Et maintenant des fibres textiles produites à…

(ETX Daily Up) – Les industries de pointe n’ont pas le monopole de l’innovation, surtout dans le domaine des nouveaux matériaux biosourcés. C’est dans l’ouest de la France que ça se passe ! Partie de rien, la start-up Bysco valorise les déchets des mytiliculteurs en transformant le byssus de moules en fibres textiles. L’un de ses objectifs ? Produire 35.000 mètres carrés de matériaux textiles d’ici environ deux ans.

Qui l’eut cru ? Ce sont les déchets qui pourraient aujourd’hui constituer la meilleure alternative aux matières premières polluantes, ou à l’impact trop lourd sur l’environnement. Chose qui n’a pas échappé à Robin Maquet et Florence Baron, co-fondateurs de la start-up française Bysco. Cette dernière transforme le byssus de moules, ces filaments qui permettent aux mollusques de s’accrocher aux rochers, en fibres textiles. Une innovation qui se développe à vitesse grand V, et qui pourrait répondre aux besoins de nombreux secteurs, dont le bâtiment, la mode, ou encore le sport.

Valoriser les déchets mytilicoles

Fabriquer des matériaux textiles durables et biosourcés sans avoir de ressources à produire. C’est tout l’intérêt des déchets, quels qu’ils soient. Ils semblent aujourd’hui figurer en tête de liste des matières les plus à même de répondre à l’urgence climatique. On appelle cela le recyclage, ou l’upcycling, puisqu’il s’agit d’offrir une plus-value à un produit qui n’intéressait plus personne. En mode, ce sont les chutes de tissus ou les invendus qui font désormais office de matières premières, mais nombreuses sont les entreprises qui s’emploient à dénicher de nouvelles ressources pour mettre au point des fibres textiles de qualité, durables, et renouvelables à souhait.

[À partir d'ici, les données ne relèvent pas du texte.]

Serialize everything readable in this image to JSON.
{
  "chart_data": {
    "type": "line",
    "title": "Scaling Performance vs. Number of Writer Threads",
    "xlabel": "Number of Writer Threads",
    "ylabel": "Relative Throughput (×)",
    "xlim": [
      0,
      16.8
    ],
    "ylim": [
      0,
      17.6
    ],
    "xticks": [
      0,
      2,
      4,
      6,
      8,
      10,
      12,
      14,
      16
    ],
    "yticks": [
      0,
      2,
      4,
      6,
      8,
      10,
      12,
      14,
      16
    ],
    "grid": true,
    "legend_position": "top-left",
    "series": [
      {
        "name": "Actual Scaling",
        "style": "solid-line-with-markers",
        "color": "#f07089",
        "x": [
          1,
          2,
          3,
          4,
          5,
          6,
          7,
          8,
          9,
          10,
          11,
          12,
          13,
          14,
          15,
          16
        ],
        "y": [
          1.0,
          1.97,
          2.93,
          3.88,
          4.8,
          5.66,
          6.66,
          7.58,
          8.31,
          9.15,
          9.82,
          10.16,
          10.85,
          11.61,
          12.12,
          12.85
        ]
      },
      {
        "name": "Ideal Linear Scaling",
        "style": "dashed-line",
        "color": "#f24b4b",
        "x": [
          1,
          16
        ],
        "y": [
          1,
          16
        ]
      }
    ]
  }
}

Fondée en août 2021, la start-up Bysco est implantée à Nantes, avec une première unité de production à Cancale, carrefour entre la Normandie, la Bretagne et les Pays de la Loire, qui constituent trois des principales régions mytilicoles françaises. Et ce n’est pas un hasard, puisque cette jeune entreprise organise elle-même la collecte du byssus de moules, débarrassant au passage les mytiliculteurs de ces déchets dont le traitement est particulièrement couteux. Elle ne s’arrête pas là, puisqu’elle s’emploie à nettoyer la matière première, et à sous-traiter la transformation textile, comme le souligne Atlanpole, qui accompagne la start-up dans son développement.

Une innovation récompensée

De ces déchets issus de la mytiliculture naissent les fibres textiles naturelles et biosourcées de demain. Des solutions fibreuses qui ont déjà séduit plusieurs entreprises dans des domaines aussi divers que variés, dont les panneaux acoustiques et les articles de sport, comme le révélait il y a peu Les Echos Entrepreneurs. La liste ne devrait pas tarder à s’allonger, puisque Bysco a récemment raflé le Grand Prix Moovjee 2022 (Mouvement pour les jeunes et les étudiants entrepreneurs) grâce à son innovation.

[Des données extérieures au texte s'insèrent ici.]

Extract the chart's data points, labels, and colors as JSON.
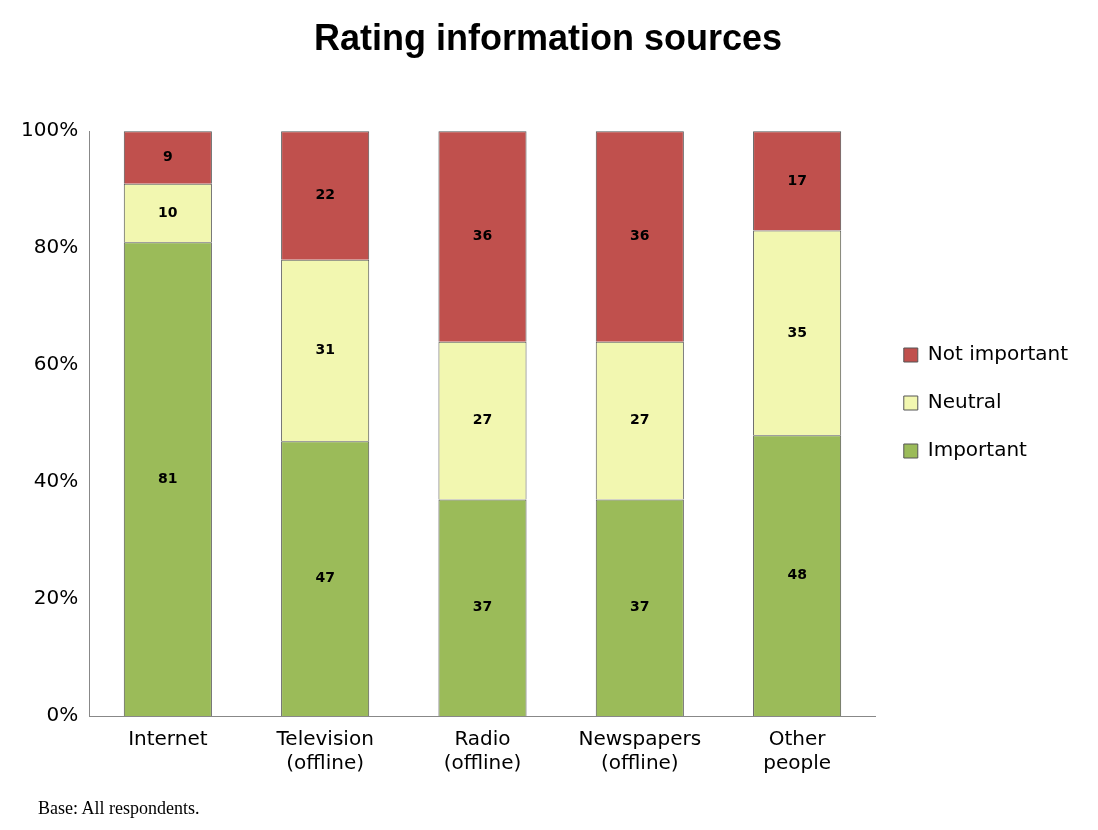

“A horizon 2024, Bysco a prévu de produire 35.000 mètres carrés de matériaux textiles commercialisés auprès des industriels dans toute l’Europe”, peut-on lire sur le site officiel du concours national. Une récompense qui devrait propulser plus encore la start-up vers les sommets. Après les huîtres, les déchets du brassage, ou encore les airbags et les pare-brise, c’est donc avec les moules que l’industrie textile pourrait répondre aux nombreux enjeux environnementaux auxquels elle est plus que jamais confrontée.